|Robin Hood Statue near Nottingham Castle|
I don’t refer to Wikipedia a lot, I realize that there’s a whole world of people out there who use it regularly, but it’s not my common practice. Integrity has been on my mind a lot recently, so I wanted to be sure that my internal definition matched a worldly one. Here’s an excerpt of what Wikipedia has to say about integrity:
Integrity is a concept of consistency of actions, values, methods, measures, principles, expectations, and outcomes. In ethics, integrity is regarded as the honesty and truthfulness or accuracy of one’s actions. Integrity can be regarded as the opposite of hypocrisy, in that integrity regards internal consistency as a virtue, and suggests that parties holding apparently conflicting values should account for the discrepancy or alter their beliefs.
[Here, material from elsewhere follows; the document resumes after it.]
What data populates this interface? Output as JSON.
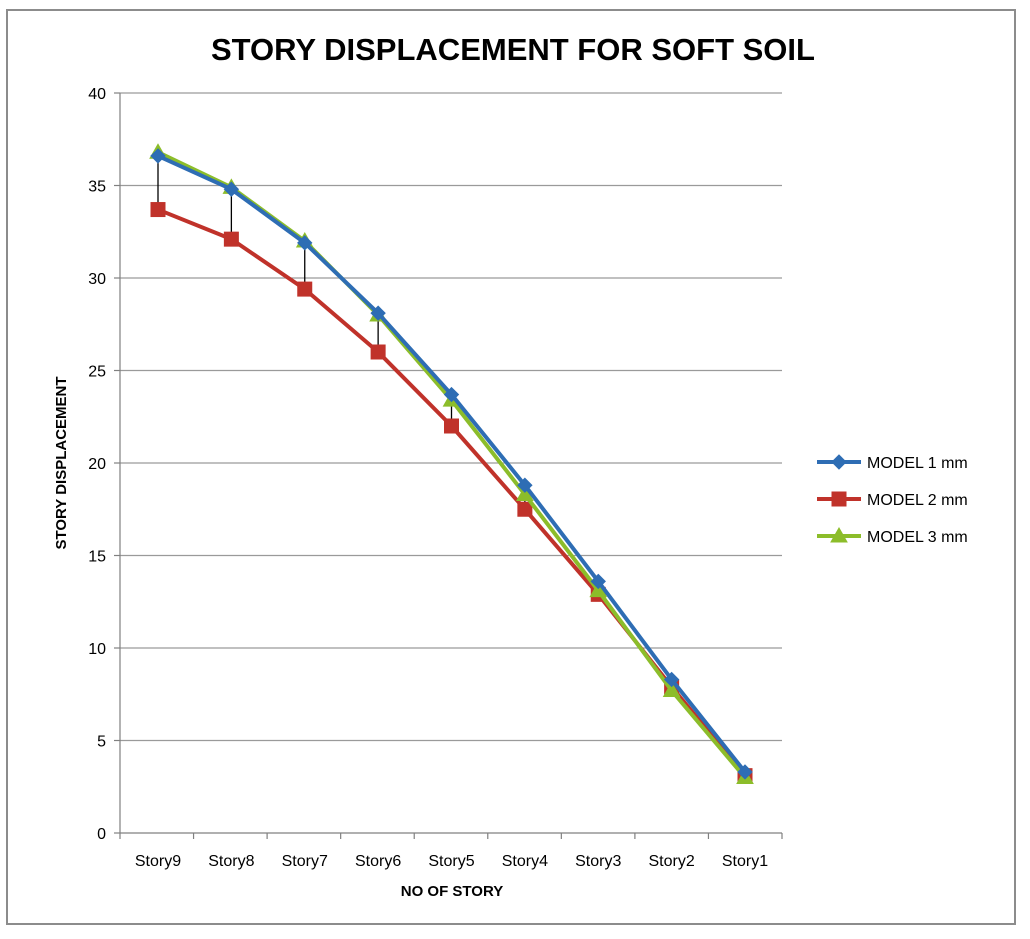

Honesty, truthfulness and accuracy – that’s about what I thought. But I didn’t expect the part about accounting for the discrepancy or altering their beliefs. It seems that integrity can be considered more of a personal truth than a universal one. Wikipedia continues with:
The word “integrity” stems from the Latin adjective integer (whole, complete) In this context, integrity is the inner sense of “wholeness” deriving from qualities such as honesty and consistency of character. As such, one may judge that others “have integrity” to the extent that they act according to the values, beliefs and principles they claim to hold.
This indicates that your integrity is critically tied to your personal values and beliefs – maybe even your personal code and that you can act with integrity even when other members of society question your actions in the grand scheme of life.
So in character creation for my writing I could have villains, or characters who are walking a very gray line to societal norms who are, by their personal beliefs, completely ethical. That also means that there could be secret societies hiding below the radar of society in order to live their lives with integrity based on their personal beliefs and principles.
It’s not a new concept, of course. Think of Robin Hood and his band of Merry Men, Friar Tuck in particular. Friar Tuck (in some story lines) is the ultimate soul of integrity even as he breaks/bends his religious vows to take action to aid the peasants. Other thieves guilds abound in fantasy literature as do religious sects that worship gods of pain, death, and sex that at the least are unconventional, and often make the reader uncomfortable with their extreme stance. Until working with this word I hadn’t considered it in my writing even though I’d seen it in the work of others.
- Is it possible that the villains in my story aren’t doing their evil merely for profit and greed, but are they fulfilling a mission that is deeply important to them and their core beliefs?
- Will I have a character that walks the line between black hat and white hat which keeps others uneasy in trusting them when in reality every action s/he takes is full of integrity if you truly understand him/her?
- What is the consequence to a character’s belief system if s/he is forced to question the integrity of their actions and adapt in order to grow through the story?
Other writerly peeps – have you considered the integrity of your characters all along? Am I just new to this idea?